As 4 métricas que realmente importam
O artigo organiza a medição de desempenho de inferência em quatro pilares fundamentais:
- Latência: tempo entre o envio do prompt e o primeiro token (time-to-first-token, TTFT) e o tempo total até o último token. Essencial para chatbots e aplicações interativas
- Throughput: tokens gerados por segundo. Crítico para processamento em lote e pipelines de extração de dados
- Uso de memória: quanto de VRAM ou RAM o modelo ocupa durante a inferência, determinante para escolha de hardware
- Eficiência de batch: como o throughput escala quando você processa múltiplas requisições simultâneas — a chave para reduzir custo por token
Ferramentas e armadilhas
O tutorial aborda ferramentas práticas como torch.cuda.Event para medição precisa em GPU, time.perf_counter() para CPU, e bibliotecas como vLLM que já expõem métricas de throughput.
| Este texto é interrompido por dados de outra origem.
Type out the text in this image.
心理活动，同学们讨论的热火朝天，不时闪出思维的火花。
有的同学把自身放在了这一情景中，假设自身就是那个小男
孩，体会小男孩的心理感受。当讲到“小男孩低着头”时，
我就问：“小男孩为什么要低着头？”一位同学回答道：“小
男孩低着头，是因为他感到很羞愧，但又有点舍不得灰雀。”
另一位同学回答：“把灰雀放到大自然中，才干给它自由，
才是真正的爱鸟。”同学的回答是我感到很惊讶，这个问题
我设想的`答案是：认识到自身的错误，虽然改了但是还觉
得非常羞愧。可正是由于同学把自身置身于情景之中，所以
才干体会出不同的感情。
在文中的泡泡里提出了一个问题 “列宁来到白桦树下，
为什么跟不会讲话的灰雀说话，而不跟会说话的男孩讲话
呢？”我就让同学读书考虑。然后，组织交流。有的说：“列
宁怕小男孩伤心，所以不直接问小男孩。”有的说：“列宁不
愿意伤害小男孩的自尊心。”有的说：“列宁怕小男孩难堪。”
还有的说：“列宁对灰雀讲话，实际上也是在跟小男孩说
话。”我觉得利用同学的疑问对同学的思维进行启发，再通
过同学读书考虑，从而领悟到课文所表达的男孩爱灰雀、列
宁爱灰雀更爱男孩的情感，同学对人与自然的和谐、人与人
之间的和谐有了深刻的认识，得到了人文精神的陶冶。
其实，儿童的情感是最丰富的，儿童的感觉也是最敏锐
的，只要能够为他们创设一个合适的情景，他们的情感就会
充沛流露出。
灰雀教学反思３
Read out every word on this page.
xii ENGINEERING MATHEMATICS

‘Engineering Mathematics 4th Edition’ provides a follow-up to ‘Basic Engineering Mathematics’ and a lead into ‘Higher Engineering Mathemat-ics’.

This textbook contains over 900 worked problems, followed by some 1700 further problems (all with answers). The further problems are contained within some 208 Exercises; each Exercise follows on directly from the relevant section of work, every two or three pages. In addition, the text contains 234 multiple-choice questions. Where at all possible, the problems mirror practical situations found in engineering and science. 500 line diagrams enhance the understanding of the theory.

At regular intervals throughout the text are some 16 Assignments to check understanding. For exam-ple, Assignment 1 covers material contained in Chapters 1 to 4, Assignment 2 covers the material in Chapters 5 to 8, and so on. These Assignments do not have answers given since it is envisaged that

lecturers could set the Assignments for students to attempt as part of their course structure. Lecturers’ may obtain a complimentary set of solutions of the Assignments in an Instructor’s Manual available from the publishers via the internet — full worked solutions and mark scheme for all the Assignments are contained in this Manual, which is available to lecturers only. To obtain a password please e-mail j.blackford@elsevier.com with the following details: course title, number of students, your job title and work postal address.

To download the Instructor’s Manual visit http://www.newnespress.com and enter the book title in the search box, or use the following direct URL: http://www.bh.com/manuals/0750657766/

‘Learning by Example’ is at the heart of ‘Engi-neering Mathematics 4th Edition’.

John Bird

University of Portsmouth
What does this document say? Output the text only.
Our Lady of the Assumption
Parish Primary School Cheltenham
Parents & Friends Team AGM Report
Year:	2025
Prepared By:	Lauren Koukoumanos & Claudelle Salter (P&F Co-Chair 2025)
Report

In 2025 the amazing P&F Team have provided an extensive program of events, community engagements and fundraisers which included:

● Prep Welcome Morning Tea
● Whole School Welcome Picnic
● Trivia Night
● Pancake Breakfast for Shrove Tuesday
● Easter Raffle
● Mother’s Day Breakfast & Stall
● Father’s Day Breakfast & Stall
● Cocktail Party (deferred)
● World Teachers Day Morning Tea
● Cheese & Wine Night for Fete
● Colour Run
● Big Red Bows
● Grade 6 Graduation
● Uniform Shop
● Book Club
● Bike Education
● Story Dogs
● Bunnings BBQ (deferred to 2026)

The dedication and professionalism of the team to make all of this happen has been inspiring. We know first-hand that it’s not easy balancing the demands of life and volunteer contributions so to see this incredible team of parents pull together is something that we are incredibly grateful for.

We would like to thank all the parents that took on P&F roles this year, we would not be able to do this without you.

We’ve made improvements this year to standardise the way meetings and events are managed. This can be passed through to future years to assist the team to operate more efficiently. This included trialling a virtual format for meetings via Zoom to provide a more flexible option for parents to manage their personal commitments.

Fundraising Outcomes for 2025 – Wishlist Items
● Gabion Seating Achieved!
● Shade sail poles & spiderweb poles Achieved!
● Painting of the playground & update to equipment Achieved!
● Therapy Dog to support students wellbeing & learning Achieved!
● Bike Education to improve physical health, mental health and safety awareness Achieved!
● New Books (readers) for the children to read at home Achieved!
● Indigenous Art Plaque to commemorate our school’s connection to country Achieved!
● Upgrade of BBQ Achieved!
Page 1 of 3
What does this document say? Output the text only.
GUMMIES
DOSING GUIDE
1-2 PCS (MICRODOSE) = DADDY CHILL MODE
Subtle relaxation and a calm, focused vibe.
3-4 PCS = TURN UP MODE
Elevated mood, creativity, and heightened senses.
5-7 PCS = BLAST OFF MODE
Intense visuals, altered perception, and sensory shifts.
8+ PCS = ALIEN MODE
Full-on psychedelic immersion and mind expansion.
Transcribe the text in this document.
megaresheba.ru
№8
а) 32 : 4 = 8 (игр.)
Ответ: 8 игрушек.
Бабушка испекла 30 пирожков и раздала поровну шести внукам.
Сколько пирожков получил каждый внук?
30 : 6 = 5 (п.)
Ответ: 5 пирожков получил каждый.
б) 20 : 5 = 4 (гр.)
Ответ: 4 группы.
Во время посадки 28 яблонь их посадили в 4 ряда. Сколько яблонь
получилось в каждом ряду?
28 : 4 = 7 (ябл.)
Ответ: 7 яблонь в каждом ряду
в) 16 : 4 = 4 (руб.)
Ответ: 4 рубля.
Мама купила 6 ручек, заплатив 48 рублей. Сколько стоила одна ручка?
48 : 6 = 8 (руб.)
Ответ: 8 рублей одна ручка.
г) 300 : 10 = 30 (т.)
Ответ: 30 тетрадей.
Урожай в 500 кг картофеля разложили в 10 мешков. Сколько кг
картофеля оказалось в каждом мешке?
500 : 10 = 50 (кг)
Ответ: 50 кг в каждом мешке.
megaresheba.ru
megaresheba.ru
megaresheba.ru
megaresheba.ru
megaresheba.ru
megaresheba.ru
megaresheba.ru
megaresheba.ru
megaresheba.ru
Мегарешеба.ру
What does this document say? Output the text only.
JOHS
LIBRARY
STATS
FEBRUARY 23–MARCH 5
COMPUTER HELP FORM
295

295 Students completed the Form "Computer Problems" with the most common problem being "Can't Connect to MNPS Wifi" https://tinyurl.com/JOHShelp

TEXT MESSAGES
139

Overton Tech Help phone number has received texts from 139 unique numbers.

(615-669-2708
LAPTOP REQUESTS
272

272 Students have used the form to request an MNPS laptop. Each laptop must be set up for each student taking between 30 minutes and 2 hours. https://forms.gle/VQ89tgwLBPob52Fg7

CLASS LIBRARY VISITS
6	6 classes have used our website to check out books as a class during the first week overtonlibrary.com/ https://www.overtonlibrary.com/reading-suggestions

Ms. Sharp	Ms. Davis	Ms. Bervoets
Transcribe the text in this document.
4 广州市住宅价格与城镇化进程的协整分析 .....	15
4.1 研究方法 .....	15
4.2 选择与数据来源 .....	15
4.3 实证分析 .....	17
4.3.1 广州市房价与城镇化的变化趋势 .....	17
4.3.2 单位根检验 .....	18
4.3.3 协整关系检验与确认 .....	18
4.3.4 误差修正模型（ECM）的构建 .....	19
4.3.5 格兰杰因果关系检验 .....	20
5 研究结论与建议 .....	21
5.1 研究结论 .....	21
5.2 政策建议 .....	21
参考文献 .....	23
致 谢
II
Também alerta para armadilhas comuns: medir apenas a primeira execução (que inclui warm-up de CUDA), ignorar o overhead de tokenização e não controlar o comprimento de saída nas comparações.
Para quem trabalha com LLMs em produção no Brasil — seja via API ou inferência local — entender essas métricas é o primeiro passo antes de qualquer estratégia de otimização como quantização, pruning ou speculative decoding.